Le ministère des Finances s’inquiète de baisse de la natalité
Helsingin Sanomat relève que la natalité a chuté en Finlande beaucoup plus que prévu. Le ministère des Finances s’en inquiète beaucoup.
Martti Hetemäki, secrétaire d’Etat au ministère des Finances, s’est exprimé plusieurs fois en la matière. Il s’inquiète surtout du fait que pendant les deux dernières années, la mortalité a été supérieure à la natalité. En 2010, environ 61 000 bébés sont nés mais en 2017 environ 50 000.
M. Hetemäki évoque la situation des jeunes hommes de 25-34 ans. Leur taux d’emploi s’est affaibli depuis l’an 2000. La formation des jeunes hommes est inférieure à celle des jeunes femmes. Cela mène à un taux d’emploi inférieur et à des revenus modestes. Parmi les hommes de 25-34 ans, 18 % ont des revenus modestes, tandis que parmi les femmes il y en a moins de 10 %.

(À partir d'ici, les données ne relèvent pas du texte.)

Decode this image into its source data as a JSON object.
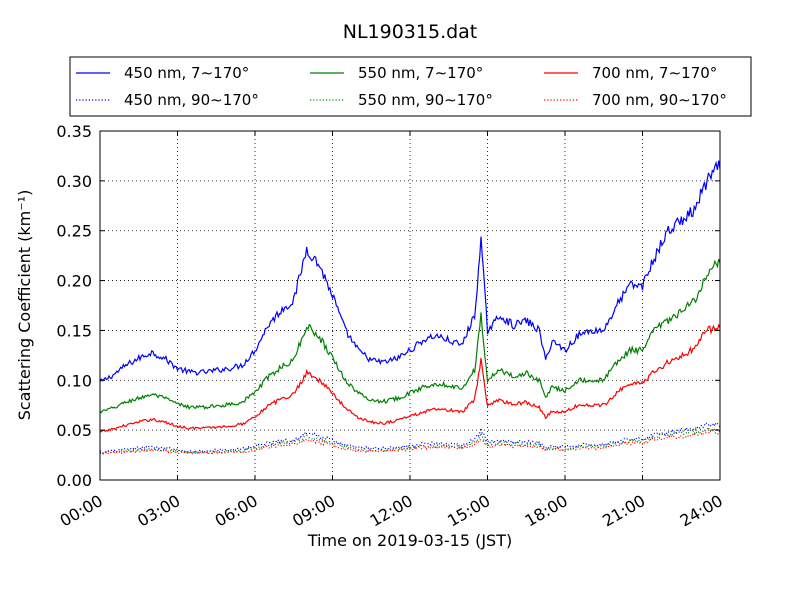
{
  "chart_data": {
    "type": "line",
    "title": "NL190315.dat",
    "xlabel": "Time on 2019-03-15 (JST)",
    "ylabel": "Scattering Coefficient (km⁻¹)",
    "xlim": [
      "00:00",
      "24:00"
    ],
    "ylim": [
      0,
      0.35
    ],
    "x_ticks": [
      "00:00",
      "03:00",
      "06:00",
      "09:00",
      "12:00",
      "15:00",
      "18:00",
      "21:00",
      "24:00"
    ],
    "y_ticks": [
      "0.00",
      "0.05",
      "0.10",
      "0.15",
      "0.20",
      "0.25",
      "0.30",
      "0.35"
    ],
    "grid": true,
    "legend_position": "top",
    "x_hours": [
      0,
      0.5,
      1,
      1.5,
      2,
      2.5,
      3,
      3.5,
      4,
      4.5,
      5,
      5.5,
      6,
      6.5,
      7,
      7.5,
      8,
      8.5,
      9,
      9.5,
      10,
      10.5,
      11,
      11.5,
      12,
      12.5,
      13,
      13.5,
      14,
      14.5,
      14.75,
      15,
      15.5,
      16,
      16.5,
      17,
      17.25,
      17.5,
      18,
      18.5,
      19,
      19.5,
      20,
      20.5,
      21,
      21.5,
      22,
      22.5,
      23,
      23.5,
      24
    ],
    "series": [
      {
        "name": "450 nm, 7∼170°",
        "color": "#0000ff",
        "style": "solid",
        "values": [
          0.098,
          0.105,
          0.115,
          0.122,
          0.128,
          0.122,
          0.112,
          0.108,
          0.108,
          0.11,
          0.112,
          0.115,
          0.13,
          0.155,
          0.17,
          0.18,
          0.232,
          0.215,
          0.185,
          0.15,
          0.13,
          0.12,
          0.118,
          0.122,
          0.13,
          0.14,
          0.145,
          0.14,
          0.135,
          0.165,
          0.24,
          0.15,
          0.165,
          0.155,
          0.16,
          0.15,
          0.12,
          0.14,
          0.13,
          0.145,
          0.15,
          0.15,
          0.175,
          0.195,
          0.195,
          0.225,
          0.25,
          0.26,
          0.27,
          0.3,
          0.315
        ]
      },
      {
        "name": "550 nm, 7∼170°",
        "color": "#008000",
        "style": "solid",
        "values": [
          0.068,
          0.072,
          0.078,
          0.082,
          0.086,
          0.082,
          0.076,
          0.073,
          0.073,
          0.074,
          0.076,
          0.078,
          0.088,
          0.103,
          0.113,
          0.12,
          0.155,
          0.143,
          0.123,
          0.1,
          0.087,
          0.08,
          0.079,
          0.082,
          0.087,
          0.093,
          0.097,
          0.095,
          0.092,
          0.11,
          0.165,
          0.1,
          0.11,
          0.104,
          0.107,
          0.1,
          0.083,
          0.093,
          0.09,
          0.1,
          0.1,
          0.1,
          0.118,
          0.13,
          0.13,
          0.152,
          0.16,
          0.168,
          0.18,
          0.205,
          0.22
        ]
      },
      {
        "name": "700 nm, 7∼170°",
        "color": "#ff0000",
        "style": "solid",
        "values": [
          0.048,
          0.051,
          0.055,
          0.058,
          0.061,
          0.058,
          0.054,
          0.052,
          0.052,
          0.053,
          0.054,
          0.056,
          0.064,
          0.074,
          0.081,
          0.086,
          0.108,
          0.1,
          0.087,
          0.072,
          0.063,
          0.058,
          0.057,
          0.06,
          0.064,
          0.068,
          0.071,
          0.07,
          0.068,
          0.08,
          0.12,
          0.075,
          0.08,
          0.076,
          0.078,
          0.073,
          0.062,
          0.069,
          0.068,
          0.075,
          0.075,
          0.075,
          0.088,
          0.097,
          0.097,
          0.11,
          0.118,
          0.124,
          0.132,
          0.15,
          0.155
        ]
      },
      {
        "name": "450 nm, 90∼170°",
        "color": "#0000ff",
        "style": "dotted",
        "values": [
          0.028,
          0.029,
          0.031,
          0.032,
          0.033,
          0.032,
          0.03,
          0.029,
          0.029,
          0.03,
          0.03,
          0.031,
          0.034,
          0.037,
          0.039,
          0.04,
          0.047,
          0.044,
          0.04,
          0.035,
          0.033,
          0.032,
          0.032,
          0.033,
          0.034,
          0.036,
          0.037,
          0.036,
          0.035,
          0.04,
          0.05,
          0.038,
          0.039,
          0.038,
          0.038,
          0.037,
          0.032,
          0.034,
          0.033,
          0.035,
          0.036,
          0.036,
          0.039,
          0.041,
          0.041,
          0.046,
          0.048,
          0.05,
          0.052,
          0.056,
          0.055
        ]
      },
      {
        "name": "550 nm, 90∼170°",
        "color": "#008000",
        "style": "dotted",
        "values": [
          0.027,
          0.028,
          0.029,
          0.03,
          0.031,
          0.03,
          0.029,
          0.028,
          0.028,
          0.028,
          0.029,
          0.029,
          0.032,
          0.035,
          0.037,
          0.038,
          0.043,
          0.041,
          0.037,
          0.033,
          0.031,
          0.03,
          0.03,
          0.031,
          0.032,
          0.034,
          0.034,
          0.034,
          0.033,
          0.037,
          0.045,
          0.036,
          0.037,
          0.036,
          0.036,
          0.035,
          0.031,
          0.032,
          0.031,
          0.033,
          0.034,
          0.034,
          0.037,
          0.039,
          0.039,
          0.043,
          0.045,
          0.047,
          0.048,
          0.051,
          0.05
        ]
      },
      {
        "name": "700 nm, 90∼170°",
        "color": "#ff0000",
        "style": "dotted",
        "values": [
          0.026,
          0.027,
          0.028,
          0.029,
          0.03,
          0.029,
          0.028,
          0.027,
          0.027,
          0.027,
          0.028,
          0.028,
          0.03,
          0.033,
          0.035,
          0.036,
          0.04,
          0.038,
          0.035,
          0.031,
          0.029,
          0.029,
          0.029,
          0.03,
          0.031,
          0.032,
          0.033,
          0.033,
          0.032,
          0.035,
          0.042,
          0.034,
          0.035,
          0.034,
          0.034,
          0.033,
          0.03,
          0.031,
          0.03,
          0.032,
          0.032,
          0.032,
          0.035,
          0.037,
          0.037,
          0.041,
          0.043,
          0.044,
          0.045,
          0.048,
          0.047
        ]
      }
    ]
  }
}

Le nombre de jeunes hommes aux revenus modestes a triplé depuis 2000. Cela peut être une des raisons de la faible natalité : un grand nombre de Finlandais sont en situation, d’exclusion à l’âge qui est opportun pour fonder une famille.
M. Hetemäki ne veut pas évaluer si la prolongation de l’âge de la scolarité ou la gratuité des études après le collège pourraient aider à augmenter la natalité.